Monday, December 19, 2011

Induction, licenses, and instincts, OH MY!

This will probably be my last entry before I have Emily.

I had my doctor's appointment today. My doctor said I'm close to 2cm and I've made progress on my effacement. He scheduled me to be induced tomorrow morning at Oh-dark-thirty. I mean, 5:00am. Which means I need to leave my house between 4:00am and 4:15am because he said that if I'm not there in time, they will cancel the induction. This means I'll need to be up no later than 3:15am (Or by 3:00am, if I plan to dry my hair and not just put it in a ponytail).

So, when I get there, I'll have the rest of my registration papers signed, get setup in my room, and wait. I discussed my pain management options with my doctor and I would really like to try other things before my epidural. But I certainly won't turn it down if I feel I am ready. :)

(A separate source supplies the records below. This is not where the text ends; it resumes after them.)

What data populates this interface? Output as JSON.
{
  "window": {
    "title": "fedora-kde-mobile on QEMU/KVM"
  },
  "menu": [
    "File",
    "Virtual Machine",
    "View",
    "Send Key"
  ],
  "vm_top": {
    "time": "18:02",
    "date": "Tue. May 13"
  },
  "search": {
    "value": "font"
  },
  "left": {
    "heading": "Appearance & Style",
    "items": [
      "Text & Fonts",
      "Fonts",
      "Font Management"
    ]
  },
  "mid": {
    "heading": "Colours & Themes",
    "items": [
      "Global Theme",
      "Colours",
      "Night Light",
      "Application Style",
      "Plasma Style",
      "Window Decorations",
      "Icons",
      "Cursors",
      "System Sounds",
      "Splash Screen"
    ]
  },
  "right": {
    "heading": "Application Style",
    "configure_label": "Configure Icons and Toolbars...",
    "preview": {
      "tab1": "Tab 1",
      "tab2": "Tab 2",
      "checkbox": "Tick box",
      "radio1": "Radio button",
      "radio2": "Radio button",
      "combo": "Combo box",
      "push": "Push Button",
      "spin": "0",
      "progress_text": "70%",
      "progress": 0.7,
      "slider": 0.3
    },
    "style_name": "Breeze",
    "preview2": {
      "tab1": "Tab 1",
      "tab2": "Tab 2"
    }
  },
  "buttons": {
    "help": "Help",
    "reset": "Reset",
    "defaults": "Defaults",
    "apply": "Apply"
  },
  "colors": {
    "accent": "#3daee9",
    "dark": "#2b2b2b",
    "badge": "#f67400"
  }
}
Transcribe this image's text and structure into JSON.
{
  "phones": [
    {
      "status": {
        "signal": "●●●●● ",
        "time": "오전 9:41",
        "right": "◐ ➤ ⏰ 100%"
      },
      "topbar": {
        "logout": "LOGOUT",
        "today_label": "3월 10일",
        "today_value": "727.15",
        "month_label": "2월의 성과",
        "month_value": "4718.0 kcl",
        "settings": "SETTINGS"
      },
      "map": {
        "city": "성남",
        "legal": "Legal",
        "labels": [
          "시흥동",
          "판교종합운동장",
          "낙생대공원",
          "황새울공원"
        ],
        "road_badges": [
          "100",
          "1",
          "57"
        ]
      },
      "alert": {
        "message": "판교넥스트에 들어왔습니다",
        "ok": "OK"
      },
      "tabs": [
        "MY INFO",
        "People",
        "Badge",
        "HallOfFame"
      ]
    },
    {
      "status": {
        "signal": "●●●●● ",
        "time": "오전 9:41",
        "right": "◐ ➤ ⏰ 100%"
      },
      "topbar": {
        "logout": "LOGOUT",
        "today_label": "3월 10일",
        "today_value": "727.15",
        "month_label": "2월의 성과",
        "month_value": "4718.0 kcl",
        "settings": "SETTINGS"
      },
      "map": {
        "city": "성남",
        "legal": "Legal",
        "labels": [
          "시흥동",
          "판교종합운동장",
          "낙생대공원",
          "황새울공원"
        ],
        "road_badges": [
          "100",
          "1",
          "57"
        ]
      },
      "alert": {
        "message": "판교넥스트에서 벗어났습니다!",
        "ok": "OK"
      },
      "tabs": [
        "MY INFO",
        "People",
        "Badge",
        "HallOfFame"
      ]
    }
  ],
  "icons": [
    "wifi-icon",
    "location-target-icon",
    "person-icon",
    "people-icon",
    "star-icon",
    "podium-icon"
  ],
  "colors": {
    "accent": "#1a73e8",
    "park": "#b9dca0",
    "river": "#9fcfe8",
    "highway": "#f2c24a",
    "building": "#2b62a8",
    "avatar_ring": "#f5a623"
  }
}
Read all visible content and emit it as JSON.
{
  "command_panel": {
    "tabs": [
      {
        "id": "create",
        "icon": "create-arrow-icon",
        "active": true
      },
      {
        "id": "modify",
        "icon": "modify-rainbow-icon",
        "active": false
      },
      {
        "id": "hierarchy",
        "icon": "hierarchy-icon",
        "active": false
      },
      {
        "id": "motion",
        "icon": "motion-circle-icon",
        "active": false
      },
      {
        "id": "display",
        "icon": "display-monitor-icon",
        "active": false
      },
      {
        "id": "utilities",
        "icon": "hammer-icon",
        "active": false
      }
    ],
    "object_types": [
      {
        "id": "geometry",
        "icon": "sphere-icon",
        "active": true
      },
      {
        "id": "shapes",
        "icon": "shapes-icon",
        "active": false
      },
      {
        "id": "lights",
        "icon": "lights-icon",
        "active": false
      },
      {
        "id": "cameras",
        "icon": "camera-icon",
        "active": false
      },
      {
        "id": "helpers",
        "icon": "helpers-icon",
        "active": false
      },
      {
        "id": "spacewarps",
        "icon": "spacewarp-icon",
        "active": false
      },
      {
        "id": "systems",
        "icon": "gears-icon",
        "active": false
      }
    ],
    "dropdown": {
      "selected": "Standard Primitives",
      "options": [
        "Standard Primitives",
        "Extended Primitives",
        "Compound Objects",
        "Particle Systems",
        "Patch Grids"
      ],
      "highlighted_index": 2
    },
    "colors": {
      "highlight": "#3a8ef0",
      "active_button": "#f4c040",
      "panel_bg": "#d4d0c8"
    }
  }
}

I'm a bit nervous about tomorrow. Like I've said before, I'm not so much nervous about the labor; I'm nervous about staying at the hospital for the first time and all the tubes and needles and blood. And to be honest, I'm getting a little anxious about Emily being here. She's just this little, defenseless, completely dependant person and it's my job to nurture and care for her. I know I will lose countless hours of sleep over wanting to provide everything I can for her.

I think that every parent should have to get a Parent License before being allowed to procreate. In the test, you would have to study up and learn all the facts and take a written exam. On this exam, you must get 100% or else you have to study up another 6 months and test later. There's no "try 3 times and figure it out by process of elimination;" you would have to fill-in all the answers. Then, once you pass, you are closely monitored by another parent as you "test drive" caring for an infant. Once you feel you are ready for this, someone from Child Services would put a spy cam in your house and if you pass, you get a parent license and can procreate.

I'm thinking about all the things I know right now and how few those things are in comparison to what I will learn. I mean, I know I don't even know close to everything I need to know about caring for Emily. And I'm sure there's no way to really prepare for all the changes I'm going to have or all the new things I'll need to know. But at least with the Parent License, I would know what I need to know.

I'm hoping that it's true what people say about it all coming naturally. And I'm sure it's natural that I feel nervous about a lot of these things, because so many people are. And I even know that once she's here, my maternal instincts will kick in and I will be the best mother I can be. But even though I know all of these things, I still need to believe them.

This is why I'm sure Friday will be the scariest and hardest and best day of my life - the first day that I have my baby girl in my house with no one to tell me I'm doing it right or wrong but her. And in the whole scheme of things, she's the most important opinion and evidence that I'm doing okay. Not anyone else.